Better understanding of normal and pathogenic processes at the cellular level increasingly requires sensitive analysis of homogenous samples often containing only a few cells. One critical aspect of such analysis, considering the small amounts of target molecules contained in each cell, is to avoid excessive sample dilution and minimize losses. In addition, access to intracellular contents generally requires cell lysis, and current macroscopic approaches that work well on large samples cannot achieve controlled mixing of two solutions in volumes comparable to the cell volume. Cells are the basic structural and functional units of living organisms and analyzing the composition and behavior of individual cells is fundamental for understanding the physiology and pathology of any organism. Still, the majority of the biochemical methods employed in current biological research use samples containing several thousands of cells and as a result can only extract averaged information from the populations.

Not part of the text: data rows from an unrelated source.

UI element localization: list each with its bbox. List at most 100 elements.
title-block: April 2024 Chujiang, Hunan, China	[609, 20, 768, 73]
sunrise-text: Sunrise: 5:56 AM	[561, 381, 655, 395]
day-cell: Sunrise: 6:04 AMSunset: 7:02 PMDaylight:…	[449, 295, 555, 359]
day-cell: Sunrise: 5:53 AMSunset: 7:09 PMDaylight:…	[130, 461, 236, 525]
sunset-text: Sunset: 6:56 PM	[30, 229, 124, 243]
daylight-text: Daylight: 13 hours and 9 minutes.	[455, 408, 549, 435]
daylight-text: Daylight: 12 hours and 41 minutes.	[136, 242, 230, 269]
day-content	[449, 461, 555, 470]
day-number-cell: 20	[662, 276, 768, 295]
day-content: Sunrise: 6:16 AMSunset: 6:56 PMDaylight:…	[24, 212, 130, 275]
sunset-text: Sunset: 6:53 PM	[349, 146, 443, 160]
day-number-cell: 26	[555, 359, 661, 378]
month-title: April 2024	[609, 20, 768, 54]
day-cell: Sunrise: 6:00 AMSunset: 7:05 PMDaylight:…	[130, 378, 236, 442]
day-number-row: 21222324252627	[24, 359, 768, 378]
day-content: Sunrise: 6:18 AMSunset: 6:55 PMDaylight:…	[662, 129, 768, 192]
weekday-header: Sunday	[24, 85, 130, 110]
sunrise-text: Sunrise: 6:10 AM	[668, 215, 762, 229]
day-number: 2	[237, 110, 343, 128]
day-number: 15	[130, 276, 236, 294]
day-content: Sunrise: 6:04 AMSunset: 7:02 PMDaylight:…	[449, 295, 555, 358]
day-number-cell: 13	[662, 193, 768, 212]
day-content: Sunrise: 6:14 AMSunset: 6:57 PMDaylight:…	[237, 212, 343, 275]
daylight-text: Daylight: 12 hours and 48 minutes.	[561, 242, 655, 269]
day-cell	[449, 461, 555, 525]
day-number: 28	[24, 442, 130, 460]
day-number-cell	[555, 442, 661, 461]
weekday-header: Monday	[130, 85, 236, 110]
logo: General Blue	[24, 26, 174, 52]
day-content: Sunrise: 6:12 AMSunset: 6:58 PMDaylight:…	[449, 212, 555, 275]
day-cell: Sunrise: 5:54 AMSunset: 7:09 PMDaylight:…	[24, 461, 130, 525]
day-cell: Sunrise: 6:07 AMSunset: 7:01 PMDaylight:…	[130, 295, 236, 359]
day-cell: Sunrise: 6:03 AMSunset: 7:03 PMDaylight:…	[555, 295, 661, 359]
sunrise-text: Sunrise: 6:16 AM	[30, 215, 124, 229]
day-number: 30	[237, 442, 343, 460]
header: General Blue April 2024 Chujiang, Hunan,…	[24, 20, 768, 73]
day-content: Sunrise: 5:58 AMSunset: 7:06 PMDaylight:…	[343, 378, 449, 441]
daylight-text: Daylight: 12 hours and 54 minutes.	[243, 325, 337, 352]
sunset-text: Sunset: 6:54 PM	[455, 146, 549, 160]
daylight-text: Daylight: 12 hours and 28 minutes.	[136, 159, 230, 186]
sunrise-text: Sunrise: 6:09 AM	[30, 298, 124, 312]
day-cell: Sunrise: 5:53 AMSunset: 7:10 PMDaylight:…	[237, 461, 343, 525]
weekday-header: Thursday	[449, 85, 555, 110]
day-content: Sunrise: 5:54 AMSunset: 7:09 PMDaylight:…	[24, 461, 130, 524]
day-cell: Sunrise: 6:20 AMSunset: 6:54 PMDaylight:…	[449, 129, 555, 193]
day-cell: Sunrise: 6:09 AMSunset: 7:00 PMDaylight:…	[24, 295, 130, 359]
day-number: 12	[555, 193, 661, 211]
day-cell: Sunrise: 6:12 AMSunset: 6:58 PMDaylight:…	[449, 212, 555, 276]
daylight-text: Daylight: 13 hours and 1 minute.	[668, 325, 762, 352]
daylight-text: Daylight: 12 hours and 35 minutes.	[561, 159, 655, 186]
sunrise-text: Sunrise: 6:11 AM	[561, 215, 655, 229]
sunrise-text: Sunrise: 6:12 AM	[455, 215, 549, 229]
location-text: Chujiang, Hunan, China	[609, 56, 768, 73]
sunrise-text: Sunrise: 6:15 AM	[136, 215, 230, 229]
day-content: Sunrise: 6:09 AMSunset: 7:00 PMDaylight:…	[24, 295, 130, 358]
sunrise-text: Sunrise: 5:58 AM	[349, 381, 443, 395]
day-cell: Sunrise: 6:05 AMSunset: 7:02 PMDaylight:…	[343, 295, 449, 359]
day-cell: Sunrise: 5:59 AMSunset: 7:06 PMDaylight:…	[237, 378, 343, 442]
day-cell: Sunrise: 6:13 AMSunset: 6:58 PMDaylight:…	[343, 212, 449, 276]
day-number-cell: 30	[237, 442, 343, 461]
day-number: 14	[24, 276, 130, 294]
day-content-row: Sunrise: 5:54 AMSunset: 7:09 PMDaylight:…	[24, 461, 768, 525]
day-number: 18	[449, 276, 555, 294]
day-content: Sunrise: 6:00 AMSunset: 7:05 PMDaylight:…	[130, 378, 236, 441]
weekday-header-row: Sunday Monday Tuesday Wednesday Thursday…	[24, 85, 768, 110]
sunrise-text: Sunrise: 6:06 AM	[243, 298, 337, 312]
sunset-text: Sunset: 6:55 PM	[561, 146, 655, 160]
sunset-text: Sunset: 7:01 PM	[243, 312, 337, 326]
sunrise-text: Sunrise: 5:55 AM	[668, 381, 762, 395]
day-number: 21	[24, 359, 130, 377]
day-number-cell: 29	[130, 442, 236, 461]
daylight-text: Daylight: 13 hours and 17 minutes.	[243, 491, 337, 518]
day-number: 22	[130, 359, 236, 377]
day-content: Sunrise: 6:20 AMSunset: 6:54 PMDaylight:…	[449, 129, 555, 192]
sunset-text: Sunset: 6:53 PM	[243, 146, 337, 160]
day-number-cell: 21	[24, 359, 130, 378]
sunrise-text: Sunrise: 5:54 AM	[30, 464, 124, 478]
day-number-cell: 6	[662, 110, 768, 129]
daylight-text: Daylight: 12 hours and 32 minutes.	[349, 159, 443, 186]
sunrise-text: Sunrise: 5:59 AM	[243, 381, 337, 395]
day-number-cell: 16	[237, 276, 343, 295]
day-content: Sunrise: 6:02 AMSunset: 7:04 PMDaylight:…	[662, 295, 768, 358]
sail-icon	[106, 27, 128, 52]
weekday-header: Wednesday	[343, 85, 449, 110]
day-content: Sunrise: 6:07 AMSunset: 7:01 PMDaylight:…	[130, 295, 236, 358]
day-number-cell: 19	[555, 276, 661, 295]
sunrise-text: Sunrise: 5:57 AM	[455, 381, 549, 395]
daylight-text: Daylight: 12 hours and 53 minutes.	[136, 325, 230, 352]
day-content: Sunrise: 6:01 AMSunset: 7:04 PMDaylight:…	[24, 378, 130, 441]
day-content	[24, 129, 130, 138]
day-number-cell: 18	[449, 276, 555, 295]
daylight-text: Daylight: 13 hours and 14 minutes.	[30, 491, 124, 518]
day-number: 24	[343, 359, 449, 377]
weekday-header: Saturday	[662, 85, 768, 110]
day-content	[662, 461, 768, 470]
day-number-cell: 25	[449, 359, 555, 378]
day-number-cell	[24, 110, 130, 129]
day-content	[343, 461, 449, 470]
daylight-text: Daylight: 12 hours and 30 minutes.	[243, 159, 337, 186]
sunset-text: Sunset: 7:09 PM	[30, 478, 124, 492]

Such global information is not always relevant to processes taking place in individual cells and concerted efforts are made to develop new techniques for quantitative analysis at single cell level.
In order to obtain comprehensive pictures of cell function, simultaneous examination of the expression of thousands of genes may be necessary. This examination is made possible by the development of microarray techniques for DNA and RNA. In general, simple knowledge of the gene sequence or the quantity of gene expression may be insufficient to predict biological functions or provide appropriate diagnostic information. Thus, several techniques to enable efficient and highly parallel identification, measurement, and analysis of proteins have been developed (e.g. protein-chip array).
Most array methods require concentrations of material above a certain threshold (e.g., 2 μg at 0.02 μg/μl concentration for MRNA analysis), and few methods can work with samples as small as 1000 cells. Flow cytometry can address issues of heterogeneity at the single cell level, but only for a small number of targets, which is limited by the number of fluorescent dyes available. In the case of genes, another limitation in the use of fluorescent probes comes from the requirement for a priori knowledge of the sequence of interest. Consequently, it has not yet been possible to address the issue of heterogeneity using current techniques for global analysis at the single cell level.
Previously reported techniques for single cell biochemical analysis involved the micropipette aspiration of the cell content, lysis of cells, and release of the molecules of interest in the surrounding environment form where they could be detected by capillary electrophoresis or electrochemical methods. Still, these methods cannot control the diffusion of the molecules into the surrounding medium and thus they are prone to errors when performing quantitative measurements. Some improvement may come from confining the diffusion to smaller volumes, e.g., by the use of microfluidic devices where intracellular contents from one or more cells have been released in a microchannel. In these systems, the progressively diminishing concentration of the molecule of interest due to the combined effects of diffusion and drift with time and distance from the source, complicate the attempts for quantification. Moreover, the reverse situation, where molecules from a fluid stream are slowly captured by one cell, locally decreasing their concentration, are difficult to probe and quantify under flow conditions. One way to address the sample dilution problem is by isolating cells in vials with volumes comparable to mammalian cell volume. Previously approaches used micro-vials, like the ones formed at the tip of micropipettes after etching. Problems with the control of fluid evaporation, and the lack of visual control of the cells in vials during experiments due to the geometry of the vial, limit the utility of such methods.
Thus, there is a need for new devices and methods for analyzing the contents of individual cells that have increased sensitivity.